SINGAPORE, Maybank Kim Eng Group sees a lot of opportunities to facilitate investment flows into ASEAN from China.

Chief Executive Officer, John Chong said ASEAN accounted for the largest Chinese merger and acquisition (M&A) activities at US$41.5 billion (RM160.82 billion), which is also in line with the country’s commitment to the One Belt, One Road Initiative.

“The size of investments is huge compared with other regions globally. Obviously, China’s focus is on ASEAN and there is a lot of connectivity within it.

“Maybank is in all 10 countries in the regional grouping and we have the right platform to support any investment that China or any other global investors have in in the region,” he told reporters on the sidelines of Invest ASEAN Singapore 2018 here today.

Maybank Singapore Chief Executive Officer, Dr John Lee and Maybank Kim Eng Securities Pte Ltd Chief Executive Officer, Harmeet Bedi were also present.

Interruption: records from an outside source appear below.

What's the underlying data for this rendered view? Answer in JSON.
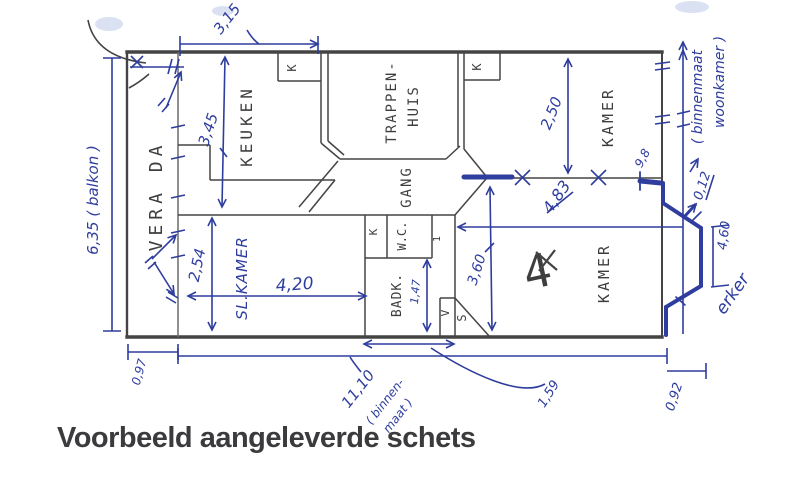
{
  "title": "Voorbeeld aangeleverde schets",
  "colors": {
    "pen_blue": "#2e3d9e",
    "pencil_dark": "#3e3e3e",
    "highlight_blue": "#bcc9ea"
  },
  "rooms": {
    "veranda": "VERA DA",
    "keuken": "KEUKEN",
    "trappenhuis1": "TRAPPEN-",
    "trappenhuis2": "HUIS",
    "gang": "GANG",
    "kamer_top": "KAMER",
    "kamer_bottom": "KAMER",
    "slaapkamer": "SL.KAMER",
    "badkamer": "BADK.",
    "wc": "W.C.",
    "kast_a": "K",
    "kast_b": "K",
    "kast_c": "K",
    "v_mark": "V",
    "s_mark": "S",
    "one_mark": "1",
    "four_mark": "4"
  },
  "dims": {
    "top_width": "3,15",
    "keuken_depth": "3,45",
    "balkon_length": "6,35 ( balkon )",
    "slk_width": "4,20",
    "slk_height": "2,54",
    "veranda_width": "0,97",
    "total_inner_width": "11,10",
    "total_note1": "( binnen-",
    "total_note2": "maat )",
    "seg_159": "1,59",
    "kamer_top_depth": "2,50",
    "kamer_bottom_width": "4,83",
    "kamer_bottom_depth": "3,60",
    "badk_depth": "1,47",
    "door_width": "9,8",
    "wall_offset": "0,12",
    "erker_face": "4,60",
    "erker_depth": "0,92",
    "erker_label": "erker",
    "binnenmaat1": "( binnenmaat",
    "binnenmaat2": "woonkamer )"
  }
}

Between 2006 and 2016, China’s outbound investments into ASEAN rose at a compound annual growth rate of 45 per cent to US$71.6 billion (RM277.45 billion) from US$1.8 billion (RM6.98 billion), making it the third largest foreign direct investment contributor to the region.

Chong said the tech sector was also increasingly attracting more Chinese M&A investments in recent years, reflecting the rapid offshore expansion of China’s emerging tech titans.

“The majority of ASEAN’s tech deals in THE recent past are still at the seed stage. While e-commerce is growing rapidly in the region, the penetration rate remains relatively low at between two and five per cent compared with established markets like China, South Korea and the United States.

“E-commerce transactions are likely to grow exponentially in ASEAN, driven by innovations in e-payments and tech platforms,” he added.

Chong said ASEAN governments had embarked on strengthening their logistics to ride on the e-commerce wave.

“I think every country must have a clear strategy and policy on how to build the ecosystem that surrounds the entire growth, including the talent pool. It’s not just about the infrastructure,” he added.

Chong sees minimal impact from a potential trade war between China and the US on ASEAN, as member countries are not large metal exporters to the two world’s biggest economies.

“We are not a large steel and aluminium exporter to the US. Countries that do, include Mexico, Canada, South Korea and China.

“The impact will be more so on them than us. I don’t think there is much of an impact on ASEAN as such, he said.

On the brewing trade war, Chong said so far, there was only posturing.

However, he pointed out that if tensions escalated to a trade war, there could be an impact on the global market as China and the US contributed 42 per cent of the world’s gross domestic product and 25 per cent of trade.